A huge difference between iOS devices and Android devices is the presence of the Android Debug Bridge (“ADB”) for the latter. Using the ADB, one can push or pull files to the device, review diagnostic information, and even gain access to a remote shell. The ADB Shell is the primary method of accessing the device’s file system for the purposes of pulling data to a host computer for analysis, or performing analysis on the device itself. More information on this, and other, differences can be found in the Android Insecurities article in January’s issue of Hakin9 Magazine.

Email

The Android system, like iOS, stores email in a SQLite database. Unlike iOS however, which stores email credentials in the KeyChain, user credentials on an Android system are stored in cleartext in the email database. This may seem like a trivial occurrence of data leakage, but in addition to personal email accounts such as Gmail, Exchange ActiveSync (“EAS”) credentials are also stored there. As if credentials weren’t bad enough, the database also stores messages in the clear, along with email addresses of contacts that have sent the user mail. This could be particularly devastating for corporate enterprises utilizing EAS, in the absence of a proper mobile device management (“MDM”) solution.

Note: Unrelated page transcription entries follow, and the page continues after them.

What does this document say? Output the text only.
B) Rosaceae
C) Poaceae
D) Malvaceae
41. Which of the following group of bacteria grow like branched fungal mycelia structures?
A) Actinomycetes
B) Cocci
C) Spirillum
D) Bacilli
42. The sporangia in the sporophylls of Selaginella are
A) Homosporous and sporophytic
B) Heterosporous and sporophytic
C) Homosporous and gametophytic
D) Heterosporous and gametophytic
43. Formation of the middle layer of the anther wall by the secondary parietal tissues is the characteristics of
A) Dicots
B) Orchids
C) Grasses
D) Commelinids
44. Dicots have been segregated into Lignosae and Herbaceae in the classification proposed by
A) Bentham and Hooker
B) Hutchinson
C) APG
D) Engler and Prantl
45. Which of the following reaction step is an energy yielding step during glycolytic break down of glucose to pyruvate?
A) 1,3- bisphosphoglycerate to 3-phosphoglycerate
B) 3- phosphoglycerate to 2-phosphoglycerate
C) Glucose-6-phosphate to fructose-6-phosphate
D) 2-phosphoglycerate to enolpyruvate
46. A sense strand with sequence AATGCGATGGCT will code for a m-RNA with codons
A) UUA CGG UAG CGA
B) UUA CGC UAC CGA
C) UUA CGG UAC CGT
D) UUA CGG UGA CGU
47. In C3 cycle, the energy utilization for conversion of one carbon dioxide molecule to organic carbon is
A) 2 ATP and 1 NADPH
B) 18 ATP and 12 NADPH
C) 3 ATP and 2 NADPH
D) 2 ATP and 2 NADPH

EAS and personal email account credentials can be discovered in a couple of different ways.  Figure 3 shows analysis of the EmailProvider.db SQLite file in Base, a GUI SQLite client. An even easier way to find user information is by simply running the ‘strings’ utility against the database file, as seen in Figure 4.

WiFi

The email situation is bad, but equally shocking is the method in which the Android system stores WiFi configuration information. Navigating to the /data/misc/wifi directory yields a configuration file called wpa_supplicant.conf on a Samsung Captivate that stores configuration information for every WiFi network the device has connected to – in cleartext. Assuming the data is disclosed to an attacker, an organization’s only defense is the use of multifactor authentication for their wireless networks, i.e., if corporate enterprise is using a combination of username and password exclusively, this could be a serious issue. The configuration file stores SSID, key management type, and the pre-shared key for the network.

Figure 4: Email credentials disclosure

Conclusion

Now, obviously various mitigating controls exist for protecting a user’s data on a mobile device, most notably the hardware-based encryption and Data Protection on the iPhone 4 and above, and encryption Android devices with Gingerbread. Passcodes lock devices, and in the case of Data Protection, enable a secondary layer of software-based encryption. That said, a recent study indicated over 50% of users don’t use a passcode at all on their devices, and another 20% utilize a 4-character combination that can be easily guessed in the usual 10 tries allotted – 1234, 4321, 9876, and so on. Add to this the ability to deploy OpenSSH as part of the jailbreaking process for iOS devices, the most prevalent choice for the Enterprise, or simply crack the passcode, and loss or theft is illuminated as a serious threat to data security. In the current ecosystem, with physical access to the device, it’s game over.

Joey Peloquin

Joey Peloquin is the director of mobile security at FishNet Security, where he’s responsible for MDM technology review, mobile security research, testing methodologies, and business development. He’s spent the last twelve of twenty years in IT specializing in Information Security. His experience ranges from risk assessment to intrusion analysis and incident response, network and application penetration testing, and mobile forensics.